Belirli mesajların kodlanarak bir kanal aracılığıyla bir kaynaktan bir hedefe/alıcıya aktarılması süreci. Örneğin bir konuşmacı (kaynak) ortak bir dil aracılığıyla (örn. Türkçe) kodladığı belirli kelimeleri (mesaj/ileti) ses dalgaları ve hava yoluyla (kanal) dinleyiciye/alımlayıcı (hedef) aktarır. Bu süreçte geribildirim hedefleniyorsa, iletiyi gönderen başad kaynak, hedef/alımlayıcı ise sonat kaynak olarak tanımlanırlar.
İletişimin ögeleri
İletişimi açıklamak için altı temel öge kullanılır:
- Kaynak (Gönderici)
- Alıcı (Hedef)
- İleti (Mesaj)
- Bağlam (Ortam)
- Dönüt (Geri bildirim)
- Kanal (Gönderme biçimi)
Gönderici, duygu düşünce ve isteğin aktarılmasında sözü söyleyen kişi veya topluluklara denir. Alıcı, iletilen sözü alan kişiye veya topluluğa denir. Aynı şekilde ileti, gönderici ile alıcı arasında aktarılmakta olan duygu, düşünce ya da isteğe denmektedir. Bu temel iletişimin gerçekleştiği ortama kanal; gönderici ile alıcı arasındaki iletinin gönderilme şekline yani gönderilen iletinin alıcı tarafından doğru algılanabilmesine bağlam denmektedir. Eğer varsa iletiye verilen her türlü yanıt da dönüt olarak adlandırılmaktadır. Eğer sistemde bir tür şifreleme söz konusuysa ve konuşan iki kişinin birbirini anladığı seslerden oluşan ve belli kuralları olan her doğal dile de kod denir..
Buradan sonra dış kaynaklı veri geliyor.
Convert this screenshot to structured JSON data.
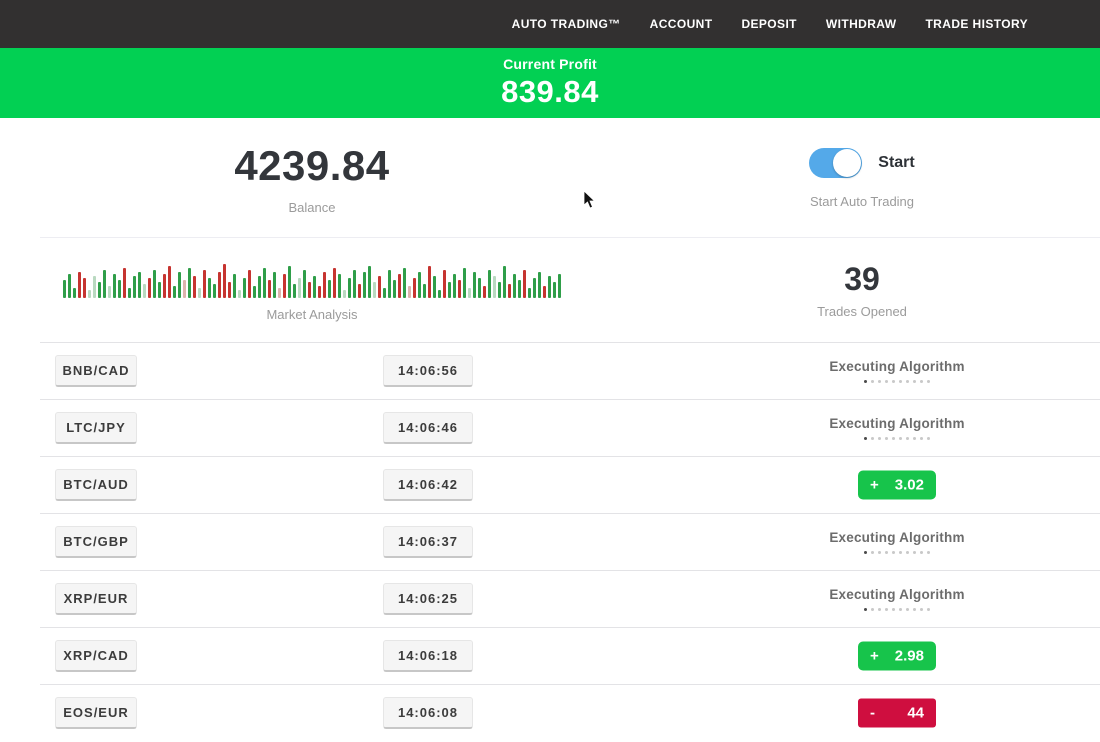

İletişim haberleşme olarak kullanılır.
İletişim hakkında
İletişim bir toplulukta veya bir grupta oldukça önemlidir ve sosyal açıdan olmazsa olmaz bir nitelik taşımaktadır. Kişi, sosyal çevrede sağlıklı ve mutlu bir yaşam sürmek için iletişim kurmak zorundadır. İletişim hayatın vazgeçilmez bir gereğidir. Ayrıca ruhsal - bedensel ihtiyaçları gidermek için iletişim oldukça gereklidir. Toplumsal kanun ve kuralları sağlıklı bir biçimde işletebilmek için gereklidir.
Göstergeler
Kendi dışında başka bir şeyi gösteren, düşündüren, onun yerini alabilen, sözcük, nesne, görünüş veya olgulara gösterge denir. Yine bir göstergenin gerçek dünyadaki karşılığına gönderge denir. Sözcükler, resim, şekil, işaret gibi diğer ögelere de gösteren adı verilir. Eğer gösteren olgu akılda birtakım görüntüler oluşturuyorsa; bu da gösterilendir.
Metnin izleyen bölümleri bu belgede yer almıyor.